Thinking Slow, Fast: Scaling Inference Compute with Distilled Reasoners
Daniele Paliotta, Junxiong Wang, Matteo Pagliardini, Kevin Y. Li, Aviv Bick, J. Zico Kolter, Albert Gu, François Fleuret, Tri Dao
TL;DR
This work investigates whether subquadratic, faster-to-infer architectures can surpass Transformer teachers when inference-time compute is scaled for reasoning tasks. It introduces distillation pipelines that transfer reasoning capabilities from pretrained Transformers into pure Mamba (Llamba) and hybrid MambaInLlama models, trained on 8B-token datasets. Under fixed time budgets, the distilled models exhibit faster generation, broader coverage, and competitive or superior accuracy on math reasoning benchmarks (MATH and GSM8K), with additional gains from supervised fine-tuning. The results suggest that inference compute scaling with distilled subquadratic reasoners can push the Pareto front beyond Transformer teachers, offering a practical path to efficient, scalable reasoning systems.
Abstract
Recent advancements have demonstrated that the performance of large language models (LLMs) can be significantly enhanced by scaling computational resources at test time. A common strategy involves generating multiple Chain-of-Thought (CoT) trajectories and aggregating their outputs through various selection mechanisms. This raises a fundamental question: can models with lower complexity leverage their superior generation throughput to outperform similarly sized Transformers for a fixed computational budget?

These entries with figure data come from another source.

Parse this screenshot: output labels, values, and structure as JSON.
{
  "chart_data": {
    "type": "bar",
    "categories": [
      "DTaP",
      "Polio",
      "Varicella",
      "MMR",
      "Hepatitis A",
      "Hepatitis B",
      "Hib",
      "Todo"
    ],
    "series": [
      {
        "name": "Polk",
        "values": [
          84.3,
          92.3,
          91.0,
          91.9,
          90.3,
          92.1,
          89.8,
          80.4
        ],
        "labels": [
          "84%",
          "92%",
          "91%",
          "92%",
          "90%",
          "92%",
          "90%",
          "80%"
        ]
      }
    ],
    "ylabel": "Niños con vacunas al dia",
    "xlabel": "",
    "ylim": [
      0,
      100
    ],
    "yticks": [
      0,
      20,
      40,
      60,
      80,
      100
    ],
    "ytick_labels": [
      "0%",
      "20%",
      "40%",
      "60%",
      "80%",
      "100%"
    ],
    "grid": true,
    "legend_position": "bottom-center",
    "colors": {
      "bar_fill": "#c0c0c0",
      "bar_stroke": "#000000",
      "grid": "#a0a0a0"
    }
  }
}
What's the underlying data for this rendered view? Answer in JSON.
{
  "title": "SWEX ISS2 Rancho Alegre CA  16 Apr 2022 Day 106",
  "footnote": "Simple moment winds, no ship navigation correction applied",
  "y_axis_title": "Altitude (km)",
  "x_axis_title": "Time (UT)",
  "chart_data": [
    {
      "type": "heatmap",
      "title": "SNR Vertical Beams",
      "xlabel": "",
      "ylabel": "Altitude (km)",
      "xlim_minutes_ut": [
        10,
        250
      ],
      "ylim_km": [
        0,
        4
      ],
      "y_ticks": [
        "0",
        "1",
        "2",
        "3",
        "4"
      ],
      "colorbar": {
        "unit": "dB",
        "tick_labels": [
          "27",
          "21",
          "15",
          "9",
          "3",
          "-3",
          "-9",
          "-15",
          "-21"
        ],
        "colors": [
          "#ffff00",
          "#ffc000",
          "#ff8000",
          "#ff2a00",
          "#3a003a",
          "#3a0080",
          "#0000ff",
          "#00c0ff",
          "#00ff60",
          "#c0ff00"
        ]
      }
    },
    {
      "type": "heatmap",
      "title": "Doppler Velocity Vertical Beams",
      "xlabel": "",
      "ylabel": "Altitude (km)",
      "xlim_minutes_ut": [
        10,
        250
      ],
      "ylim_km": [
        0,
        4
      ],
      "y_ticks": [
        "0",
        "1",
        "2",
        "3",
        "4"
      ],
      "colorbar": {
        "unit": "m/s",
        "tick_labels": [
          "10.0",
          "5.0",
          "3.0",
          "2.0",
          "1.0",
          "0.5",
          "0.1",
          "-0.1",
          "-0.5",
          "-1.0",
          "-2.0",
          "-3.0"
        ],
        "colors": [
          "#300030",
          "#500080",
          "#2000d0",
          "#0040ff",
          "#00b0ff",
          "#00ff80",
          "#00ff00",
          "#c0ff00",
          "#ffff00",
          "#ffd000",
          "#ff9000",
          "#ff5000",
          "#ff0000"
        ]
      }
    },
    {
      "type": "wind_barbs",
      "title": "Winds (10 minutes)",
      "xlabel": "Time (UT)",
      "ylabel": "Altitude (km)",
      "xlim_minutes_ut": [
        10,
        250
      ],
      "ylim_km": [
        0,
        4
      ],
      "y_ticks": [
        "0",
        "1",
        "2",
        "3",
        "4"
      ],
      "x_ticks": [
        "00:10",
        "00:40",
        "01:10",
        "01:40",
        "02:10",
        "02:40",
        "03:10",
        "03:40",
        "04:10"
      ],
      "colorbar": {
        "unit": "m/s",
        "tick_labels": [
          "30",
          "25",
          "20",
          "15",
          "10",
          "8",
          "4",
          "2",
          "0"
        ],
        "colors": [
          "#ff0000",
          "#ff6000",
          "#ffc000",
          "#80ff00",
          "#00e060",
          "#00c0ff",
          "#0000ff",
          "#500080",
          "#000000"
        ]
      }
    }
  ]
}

To address this question and overcome the lack of strong subquadratic reasoners, we distill pure and hybrid Mamba models from pretrained Transformers. Trained on only 8 billion tokens, our distilled models show strong performance and scaling on mathematical reasoning datasets while being much faster at inference for large batches and long sequences. Despite the zero-shot performance hit due to distillation, both pure and hybrid Mamba models can scale their coverage and accuracy performance past their Transformer teacher models under fixed time budgets, opening a new direction for scaling inference compute.